Philippe Petit fait partie des meubles en Gaume

Fidèle à l’Excelsior depuis la saison 2002-2003 sous la présidence d’un certain José Allard, Philippe Petit qui arrivait en droite ligne de Waltzing fait partie des meubles. Dix-sept ans plus tard, le taulier est toujours là. "Comparer les deux époques est inutile tant le football a changé et évolué", clame-t-il.

Le club s’est considérablement professionnalisé - et continue à le faire de plus belle ! - à tous les niveaux.

"Je preste ma huitième campagne à la tête de la réserve.

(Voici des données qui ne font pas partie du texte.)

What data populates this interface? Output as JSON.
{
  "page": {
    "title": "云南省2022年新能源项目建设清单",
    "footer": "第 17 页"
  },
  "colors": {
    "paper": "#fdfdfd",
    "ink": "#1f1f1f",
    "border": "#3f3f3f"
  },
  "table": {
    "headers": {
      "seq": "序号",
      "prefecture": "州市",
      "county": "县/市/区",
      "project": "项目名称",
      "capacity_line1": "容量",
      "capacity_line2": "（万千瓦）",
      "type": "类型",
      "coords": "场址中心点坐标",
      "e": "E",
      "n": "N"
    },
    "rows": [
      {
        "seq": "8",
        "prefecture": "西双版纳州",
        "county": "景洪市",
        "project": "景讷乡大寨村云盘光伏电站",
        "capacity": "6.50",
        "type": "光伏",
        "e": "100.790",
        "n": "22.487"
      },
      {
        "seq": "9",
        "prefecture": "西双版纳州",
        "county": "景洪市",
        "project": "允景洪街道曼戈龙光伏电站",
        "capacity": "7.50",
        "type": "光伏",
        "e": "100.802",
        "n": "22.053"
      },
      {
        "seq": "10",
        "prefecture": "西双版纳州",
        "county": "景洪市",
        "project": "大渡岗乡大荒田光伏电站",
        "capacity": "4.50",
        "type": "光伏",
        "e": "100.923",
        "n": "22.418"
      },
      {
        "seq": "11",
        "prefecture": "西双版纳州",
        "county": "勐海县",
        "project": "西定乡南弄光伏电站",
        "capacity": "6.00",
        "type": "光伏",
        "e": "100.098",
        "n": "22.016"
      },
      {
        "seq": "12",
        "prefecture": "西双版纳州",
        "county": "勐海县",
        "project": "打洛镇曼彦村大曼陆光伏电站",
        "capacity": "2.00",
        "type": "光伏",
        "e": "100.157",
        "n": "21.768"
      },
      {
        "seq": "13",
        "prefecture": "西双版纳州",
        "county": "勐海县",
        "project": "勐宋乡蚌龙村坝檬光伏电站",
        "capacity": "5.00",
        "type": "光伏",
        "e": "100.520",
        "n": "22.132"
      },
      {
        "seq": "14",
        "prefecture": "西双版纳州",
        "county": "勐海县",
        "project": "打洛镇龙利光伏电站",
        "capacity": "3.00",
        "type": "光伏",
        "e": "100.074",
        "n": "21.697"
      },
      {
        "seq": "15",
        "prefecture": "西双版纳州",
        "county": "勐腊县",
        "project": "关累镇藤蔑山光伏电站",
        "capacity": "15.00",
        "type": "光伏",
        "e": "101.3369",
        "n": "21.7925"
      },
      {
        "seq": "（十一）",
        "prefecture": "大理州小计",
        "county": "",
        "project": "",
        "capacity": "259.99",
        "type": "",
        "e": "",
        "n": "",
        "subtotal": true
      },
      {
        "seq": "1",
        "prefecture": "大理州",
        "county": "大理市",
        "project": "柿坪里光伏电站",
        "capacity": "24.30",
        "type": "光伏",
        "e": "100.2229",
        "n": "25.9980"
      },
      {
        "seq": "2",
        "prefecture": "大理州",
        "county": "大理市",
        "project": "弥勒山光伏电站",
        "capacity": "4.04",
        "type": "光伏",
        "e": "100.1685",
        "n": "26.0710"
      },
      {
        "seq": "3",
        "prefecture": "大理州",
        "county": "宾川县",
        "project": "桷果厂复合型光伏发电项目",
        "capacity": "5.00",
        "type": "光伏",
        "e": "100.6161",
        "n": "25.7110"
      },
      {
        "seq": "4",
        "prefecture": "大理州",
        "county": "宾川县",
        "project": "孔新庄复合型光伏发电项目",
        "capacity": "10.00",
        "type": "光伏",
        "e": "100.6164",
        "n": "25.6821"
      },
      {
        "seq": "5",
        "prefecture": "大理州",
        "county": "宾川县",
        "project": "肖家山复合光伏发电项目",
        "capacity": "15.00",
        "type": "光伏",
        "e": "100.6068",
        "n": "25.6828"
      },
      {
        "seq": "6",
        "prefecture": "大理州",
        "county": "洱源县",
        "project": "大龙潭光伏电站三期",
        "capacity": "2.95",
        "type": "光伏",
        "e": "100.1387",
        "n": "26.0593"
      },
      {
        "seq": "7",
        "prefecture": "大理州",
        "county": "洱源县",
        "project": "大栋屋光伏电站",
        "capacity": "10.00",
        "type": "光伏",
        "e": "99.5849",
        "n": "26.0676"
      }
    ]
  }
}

Avec Frank Defays, on discutait le coup jeudi soir quant au onze à aligner le lendemain."

La donne a changé. Et pas un peu ! "Les trois séances hebdomadaires se donnent à 18 h 30. Le noyau A s’entraînant en journée, on ne voit jamais les joueurs. Je n’ai aucun (ou si peu) contact avec David Gevaert. Samuel Petit fait la liaison entre les deux (noyaux) et impose les éléments (écartés) à aligner à chaque match."

Le noyau A était pléthorique au 1er tour. "Pour des raisons de santé, j’ai manqué plusieurs matchs. Il y avait trop d’excédentaires, jusqu’à sept ou huit (Murcia, Vumbi, Leonard, Lamotte, Tinelli, Nadeau, Leers, Omrani, Lavie, Holter) à aligner à chaque match. Le onze était complété avec trois, quatre jeunes (espoirs/U19)."

Le mercato hivernal est passé par là. "En effet. La jeune classe aura davantage l’occasion de se montrer. Tant mieux. On a joué dix-sept matchs (les matchs remis ne se rejouent pas) et nous occupons la troisième place à trois longueurs d’Audenaerde. La qualité est là. Le souhait est de terminer le plus haut possible."

Shawn Hery (18), Loïc Besson (19), Aloïs Reichert (18), entre autres, sont des éléments à suivre de très près. "L’objectif ultime est de les voir intégrer la A et, clairement, suivre l’exemple des Devresse, Prud’Homme, Lesquoy ou Schmit."

Par le passé, il s’agissait des Blaise, Gustin, Etienne sans oublier Meunier et Emond.